In 10 years, the number of Canadian Guardian programs has grown from 20 to more than 170.

Advocates like the Indigenous Leadership Initiative believe knitting these disparate programs into an effective national movement will require regional hubs, such as BC’s Coastal Stewardship Network.

This week’s meetings have focused on creating a unified northern branch of Guardians that can support and rely on one another.

Amos Scott in a submitted photo.

“Work in the North is unique to the North,” said Amos Scott, project director for the Northern Indigenous Stewardship Circle and organizer of the sessions.

“The programs here often are small, only one or two people working. And then there’s also a few more established Guardian programs in northern Canada.

“But they can find, amongst themselves, similar challenges and similar ways to overcome challenges in their work.
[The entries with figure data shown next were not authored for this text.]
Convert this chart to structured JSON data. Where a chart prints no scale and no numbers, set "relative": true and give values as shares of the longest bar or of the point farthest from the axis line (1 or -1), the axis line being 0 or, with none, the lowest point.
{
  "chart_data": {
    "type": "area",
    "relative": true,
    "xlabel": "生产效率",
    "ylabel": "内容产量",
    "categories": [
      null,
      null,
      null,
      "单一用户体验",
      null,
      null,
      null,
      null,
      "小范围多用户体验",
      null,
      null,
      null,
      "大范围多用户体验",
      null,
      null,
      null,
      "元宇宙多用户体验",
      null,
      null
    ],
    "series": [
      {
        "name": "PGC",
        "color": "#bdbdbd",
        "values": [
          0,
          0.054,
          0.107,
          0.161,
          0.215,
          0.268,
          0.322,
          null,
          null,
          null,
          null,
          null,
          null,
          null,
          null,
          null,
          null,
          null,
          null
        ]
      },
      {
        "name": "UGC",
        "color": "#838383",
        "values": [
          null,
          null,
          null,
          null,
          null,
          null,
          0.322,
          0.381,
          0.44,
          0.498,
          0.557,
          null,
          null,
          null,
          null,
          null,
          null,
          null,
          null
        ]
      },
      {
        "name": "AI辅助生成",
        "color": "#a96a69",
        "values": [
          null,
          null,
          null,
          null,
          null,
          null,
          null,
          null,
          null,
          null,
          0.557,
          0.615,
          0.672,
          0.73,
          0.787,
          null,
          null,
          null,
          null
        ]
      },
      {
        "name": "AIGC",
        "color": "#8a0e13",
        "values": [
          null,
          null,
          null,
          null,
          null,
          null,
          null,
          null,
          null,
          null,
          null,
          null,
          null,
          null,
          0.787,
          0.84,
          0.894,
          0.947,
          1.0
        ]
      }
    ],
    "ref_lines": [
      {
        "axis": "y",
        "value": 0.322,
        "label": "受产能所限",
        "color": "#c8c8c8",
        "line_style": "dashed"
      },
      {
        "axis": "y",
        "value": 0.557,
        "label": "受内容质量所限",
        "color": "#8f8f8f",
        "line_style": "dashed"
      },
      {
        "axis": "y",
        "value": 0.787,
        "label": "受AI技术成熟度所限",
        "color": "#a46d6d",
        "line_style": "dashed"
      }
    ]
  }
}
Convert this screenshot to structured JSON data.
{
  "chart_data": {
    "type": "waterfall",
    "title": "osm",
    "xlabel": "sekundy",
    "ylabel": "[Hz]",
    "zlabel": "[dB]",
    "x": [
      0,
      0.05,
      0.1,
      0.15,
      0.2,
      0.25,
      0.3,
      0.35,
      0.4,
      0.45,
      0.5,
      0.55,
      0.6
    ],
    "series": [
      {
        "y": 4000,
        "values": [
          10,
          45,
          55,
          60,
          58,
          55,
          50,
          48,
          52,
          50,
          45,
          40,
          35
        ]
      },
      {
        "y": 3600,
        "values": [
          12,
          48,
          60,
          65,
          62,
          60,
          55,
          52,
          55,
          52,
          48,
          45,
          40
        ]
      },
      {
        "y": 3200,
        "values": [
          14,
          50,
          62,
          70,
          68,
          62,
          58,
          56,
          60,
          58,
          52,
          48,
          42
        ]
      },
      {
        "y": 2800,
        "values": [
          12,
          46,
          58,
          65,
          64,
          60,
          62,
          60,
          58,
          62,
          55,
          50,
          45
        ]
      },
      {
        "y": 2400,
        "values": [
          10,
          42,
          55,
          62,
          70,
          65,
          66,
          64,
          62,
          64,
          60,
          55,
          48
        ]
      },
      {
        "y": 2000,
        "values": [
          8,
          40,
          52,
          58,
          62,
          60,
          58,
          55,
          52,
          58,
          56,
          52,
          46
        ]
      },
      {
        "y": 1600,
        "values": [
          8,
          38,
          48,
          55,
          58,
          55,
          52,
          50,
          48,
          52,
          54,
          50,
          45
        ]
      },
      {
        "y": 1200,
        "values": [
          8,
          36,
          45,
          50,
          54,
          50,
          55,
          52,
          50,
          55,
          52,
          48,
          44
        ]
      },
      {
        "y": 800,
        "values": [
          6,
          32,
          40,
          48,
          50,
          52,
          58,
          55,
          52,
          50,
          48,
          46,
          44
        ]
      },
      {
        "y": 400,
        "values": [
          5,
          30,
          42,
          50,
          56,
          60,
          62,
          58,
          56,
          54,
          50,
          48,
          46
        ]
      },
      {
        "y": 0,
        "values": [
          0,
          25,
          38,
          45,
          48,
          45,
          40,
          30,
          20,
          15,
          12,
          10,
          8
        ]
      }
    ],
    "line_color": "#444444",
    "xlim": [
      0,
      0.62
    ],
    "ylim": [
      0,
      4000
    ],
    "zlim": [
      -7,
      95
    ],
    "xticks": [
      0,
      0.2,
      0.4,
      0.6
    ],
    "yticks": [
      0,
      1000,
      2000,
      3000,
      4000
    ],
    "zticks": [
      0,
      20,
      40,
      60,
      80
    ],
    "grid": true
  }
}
And that’s the point of having people here at a sharing circle, is to be to have that safe and open space to talk about those things.”



In the North, guardianship ranges from processing land use applications and regulatory operations to hosting hide-tanning workshops and harvesting programs for Elders.

Examples of existing NWT guardianship efforts include caribou protection, the Dehcho Guardians‘ work monitoring permafrost conditions at Scotty Creek, and the K’asho Got’ine Guardians‘ partnership with the University of British Columbia to install trail cameras and acoustic recorders across Ts’udé Nilįné Tuyeta.

This week, program leaders discussed an area that still requires legal clarity: the contention that for programming to have results, Guardian programs need authority to enforce behaviour on the land.

“Long-term solutions will be needed to ensure we support this kind of work,” said Scott.

“But it’s so important. It provides employment, we’re seeing healthier communities … it’s an Indigenous-led effort to meet the challenges we’re facing with our environment.”